"Setiap laki-laki di antara orang-orang Lewi harus memakan bagian itu sebagai bagian yang tetap turun-temurun dari korban-korban persembahan TUHAN. Siapa pun yang menjamah korban-korban itu akan menjadi kudus."
Ilustrasi sederhana yang mewakili bagian dan kesucian.
Ayat Imamat 6:29 merupakan bagian dari perintah-perintah yang diberikan oleh Tuhan kepada Musa mengenai hukum-hukum korban persembahan dalam Perjanjian Lama. Ayat ini secara spesifik berbicara tentang pembagian korban persembahan, terutama dalam konteks korban penebus salah dan korban sembelihan lainnya yang diperuntukkan bagi para imam. Fokus utama ayat ini adalah penetapan hak bagi para imam untuk memakan bagian dari korban-korban tersebut, serta konsekuensi dari menjamah korban tersebut, yaitu menjadi kudus.
Dalam sistem korban Perjanjian Lama, berbagai jenis persembahan dipersembahkan kepada Tuhan di Kemah Suci, kemudian di Bait Suci. Beberapa dari korban tersebut, setelah dipersembahkan, menjadi milik para imam sebagai bagian dari pelayanan mereka. Imamat 6:29 menggarisbawahi hal ini, menyatakan bahwa para laki-laki di antara kaum Lewi (yang secara khusus melayani Tuhan) berhak memakan bagian ini sebagai "bagian yang tetap turun-temurun." Ini menunjukkan bahwa hak ini bersifat warisan dan terus menerus berlaku bagi kaum Lewi.
Bagian kedua dari ayat ini, "Siapa pun yang menjamah korban-korban itu akan menjadi kudus," memiliki makna teologis yang penting. "Menjadi kudus" dalam konteks ini bukan berarti seseorang tiba-tiba menjadi orang yang lebih baik atau lebih saleh secara moral. Sebaliknya, ini merujuk pada status sakral atau terpisah untuk tujuan ilahi. Ketika seseorang atau sesuatu disentuh oleh korban yang telah dipersembahkan kepada Tuhan, mereka dianggap telah diangkat ke dalam lingkaran kesucian ilahi.
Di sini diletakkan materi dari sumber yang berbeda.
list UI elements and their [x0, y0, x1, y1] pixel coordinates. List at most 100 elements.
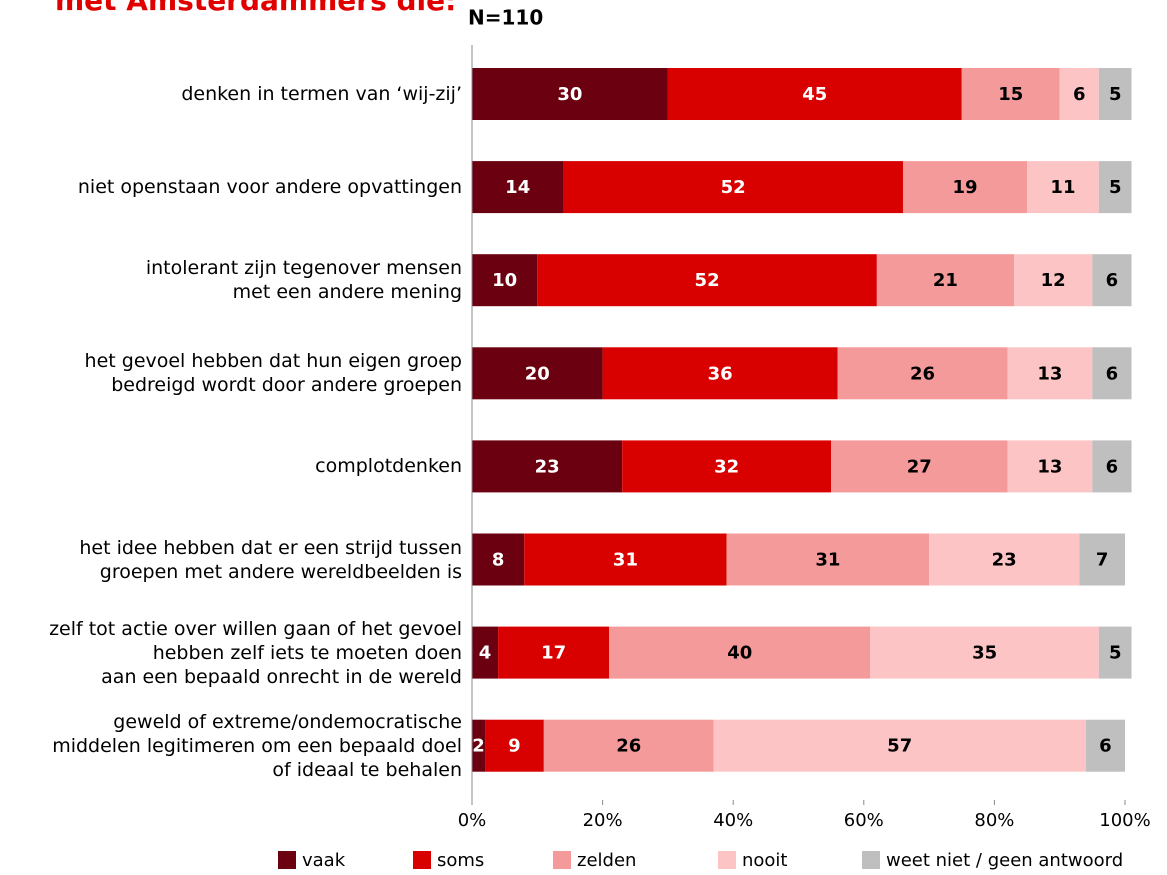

Bagi para imam, memakan bagian dari korban persembahan adalah bagian dari tugas dan anugerah pelayanan mereka. Ini mengingatkan mereka akan keterpisahan mereka untuk melayani Tuhan dan tanggung jawab mereka dalam mengelola hal-hal yang sakral. Konsep kesucian ini sangat penting dalam Perjanjian Lama karena menekankan kesempurnaan dan kekudusan Tuhan yang tidak dapat didekati oleh manusia tanpa perantaraan dan penetapan ilahi.
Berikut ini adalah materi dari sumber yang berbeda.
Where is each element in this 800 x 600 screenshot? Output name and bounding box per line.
Dalam konteks yang lebih luas, Imamat 6:29 mengingatkan kita tentang pentingnya menghormati hal-hal yang dipersembahkan kepada Tuhan dan aturan-aturan yang ditetapkan-Nya. Ini juga memberikan gambaran awal tentang bagaimana Tuhan menyediakan kebutuhan bagi para pelayan-Nya, dan bagaimana kesucian adalah kualitas yang mendasar dalam setiap aspek penyembahan dan pelayanan kepada-Nya. Meskipun hukum-hukum korban persembahan Perjanjian Lama telah digenapi dalam diri Yesus Kristus, prinsip-prinsip teologis di baliknya, seperti pentingnya kekudusan Tuhan dan pemisahan untuk pelayanan-Nya, tetap relevan bagi umat percaya saat ini.